Did Lithuanian also host illegal secret CIA jail?

Vilnius, October 21: Lithuanian President Dalia Grybauskaite said Tuesday she had “indirect suspicions” that the Baltic state had hosted a secret CIA prison.

“I do not have a clear answer. I was in Brussels when it could have been happening. I have indirect suspicions. Not only I, but also the international community,” Grybauskaite told reporters.

Grybauskaite took office as president in July after having served since 2004 as Lithuania’s member of the European Union’s Brussels-based executive arm, the European Commission.

She has pledged to investigate the claims, which surfaced in August and have been denied by the Lithuanian government.

The US station ABC, citing unnamed ex-CIA officials, named Lithuania as one country that hosted such prisons.

The facility in Lithuania — an ex-Soviet republic that is now a staunch US ally — was allegedly closed in 2005.

The ABC report also revived earlier allegations that Poland and Romania hosted secret prisons. The governments of both countries have denied the claims, although the head of a 2006 Polish inquiry this year said he had had “justified suspicions”.

The issue of a possible Lithuanian CIA site has fed into a debate about accepting prisoners from the jail at the US naval base in Guantanamo Bay, Cuba.

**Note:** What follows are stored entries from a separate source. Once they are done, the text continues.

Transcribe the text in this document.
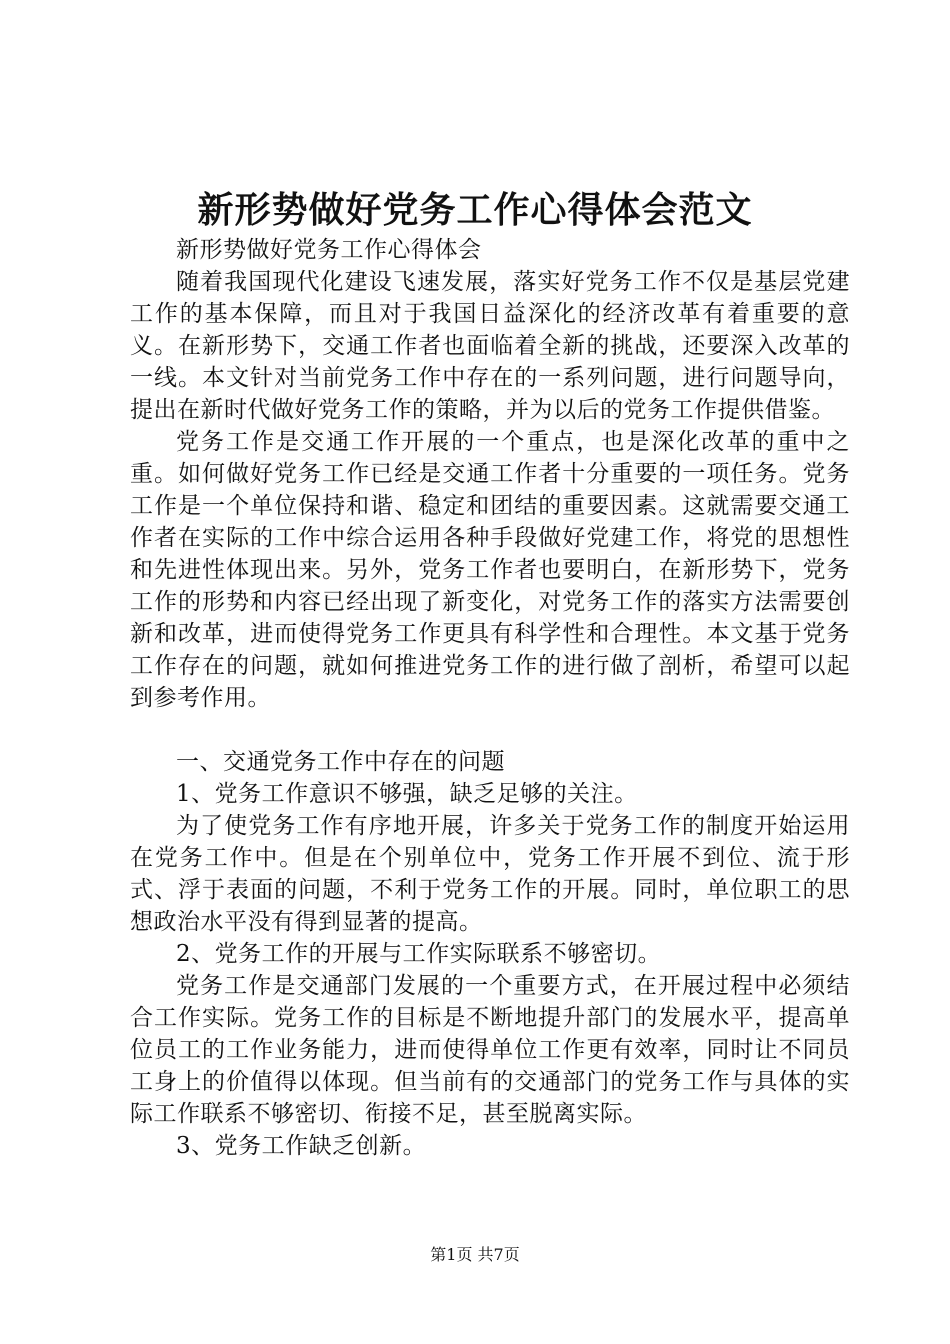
新形势做好党务工作心得体会范文

新形势做好党务工作心得体会

随着我国现代化建设飞速发展，落实好党务工作不仅是基层党建工作的基本保障，而且对于我国日益深化的经济改革有着重要的意义。在新形势下，交通工作者也面临着全新的挑战，还要深入改革的一线。本文针对当前党务工作中存在的一系列问题，进行问题导向，提出在新时代做好党务工作的策略，并为以后的党务工作提供借鉴。

党务工作是交通工作开展的一个重点，也是深化改革的重中之重。如何做好党务工作已经是交通工作者十分重要的一项任务。党务工作是一个单位保持和谐、稳定和团结的重要因素。这就需要交通工作者在实际的工作中综合运用各种手段做好党建工作，将党的思想性和先进性体现出来。另外，党务工作者也要明白，在新形势下，党务工作的形势和内容已经出现了新变化，对党务工作的落实方法需要创新和改革，进而使得党务工作更具有科学性和合理性。本文基于党务工作存在的问题，就如何推进党务工作的进行做了剖析，希望可以起到参考作用。

一、交通党务工作中存在的问题

1、党务工作意识不够强，缺乏足够的关注。

为了使党务工作有序地开展，许多关于党务工作的制度开始运用在党务工作中。但是在个别单位中，党务工作开展不到位、流于形式、浮于表面的问题，不利于党务工作的开展。同时，单位职工的思想政治水平没有得到显著的提高。

2、党务工作的开展与工作实际联系不够密切。

党务工作是交通部门发展的一个重要方式，在开展过程中必须结合工作实际。党务工作的目标是不断地提升部门的发展水平，提高单位员工的工作业务能力，进而使得单位工作更有效率，同时让不同员工身上的价值得以体现。但当前有的交通部门的党务工作与具体的实际工作联系不够密切、衔接不足，甚至脱离实际。

3、党务工作缺乏创新。

第1页 共7页
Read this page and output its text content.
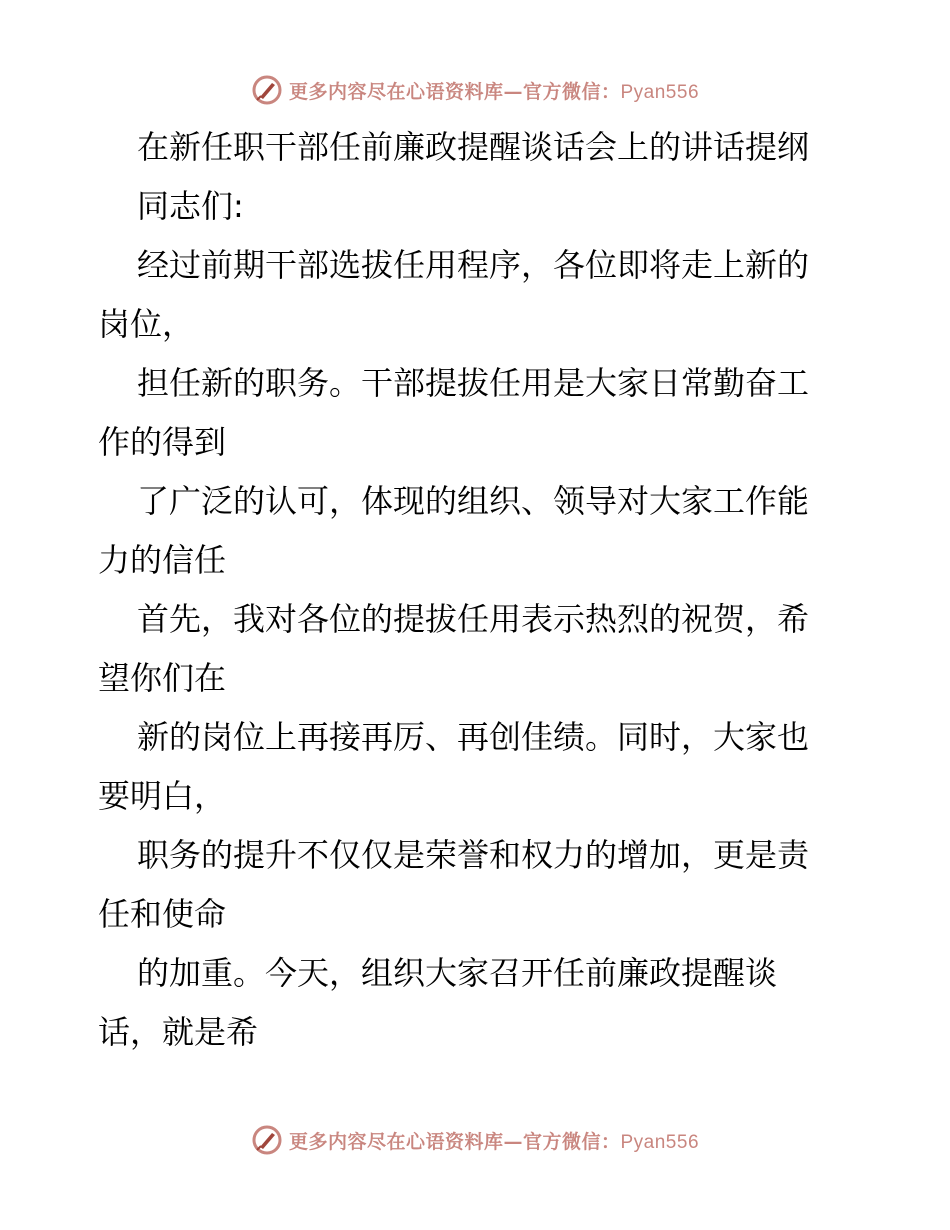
更多内容尽在心语资料库—官方微信：Pyan556

在新任职干部任前廉政提醒谈话会上的讲话提纲

同志们:

经过前期干部选拔任用程序，各位即将走上新的

岗位，

担任新的职务。干部提拔任用是大家日常勤奋工

作的得到

了广泛的认可，体现的组织、领导对大家工作能

力的信任

首先，我对各位的提拔任用表示热烈的祝贺，希

望你们在

新的岗位上再接再厉、再创佳绩。同时，大家也

要明白，

职务的提升不仅仅是荣誉和权力的增加，更是责

任和使命

的加重。今天，组织大家召开任前廉政提醒谈

话，就是希

更多内容尽在心语资料库—官方微信：Pyan556
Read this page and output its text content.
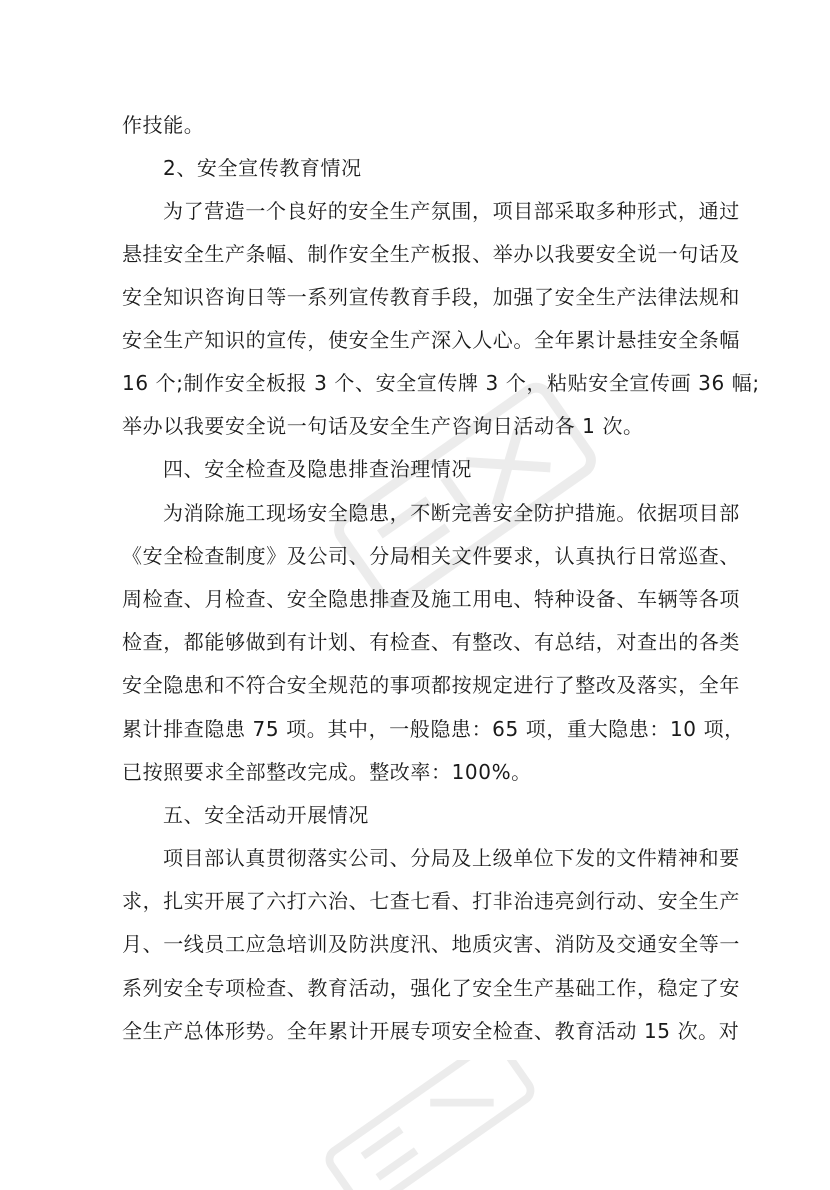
作技能。
2、安全宣传教育情况
为了营造一个良好的安全生产氛围，项目部采取多种形式，通过
悬挂安全生产条幅、制作安全生产板报、举办以我要安全说一句话及
安全知识咨询日等一系列宣传教育手段，加强了安全生产法律法规和
安全生产知识的宣传，使安全生产深入人心。全年累计悬挂安全条幅
16 个;制作安全板报 3 个、安全宣传牌 3 个，粘贴安全宣传画 36 幅;
举办以我要安全说一句话及安全生产咨询日活动各 1 次。
四、安全检查及隐患排查治理情况
为消除施工现场安全隐患，不断完善安全防护措施。依据项目部
《安全检查制度》及公司、分局相关文件要求，认真执行日常巡查、
周检查、月检查、安全隐患排查及施工用电、特种设备、车辆等各项
检查，都能够做到有计划、有检查、有整改、有总结，对查出的各类
安全隐患和不符合安全规范的事项都按规定进行了整改及落实，全年
累计排查隐患 75 项。其中，一般隐患：65 项，重大隐患：10 项，
已按照要求全部整改完成。整改率：100%。
五、安全活动开展情况
项目部认真贯彻落实公司、分局及上级单位下发的文件精神和要
求，扎实开展了六打六治、七查七看、打非治违亮剑行动、安全生产
月、一线员工应急培训及防洪度汛、地质灾害、消防及交通安全等一
系列安全专项检查、教育活动，强化了安全生产基础工作，稳定了安
全生产总体形势。全年累计开展专项安全检查、教育活动 15 次。对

Lithuania — which in February said it had been asked to take in two inmates — said last week that it would not accept any until it was cleared of the CIA allegations.

Grybauskaite underscored that Tuesday, and said it was not just up to Vilnius to refute the claims.

“Both Lithuania and the United States should give answers to these questions,” she said.

If the allegations were proven, Lithuania must apologise, or it could risk becoming a target for terrorism, she warned.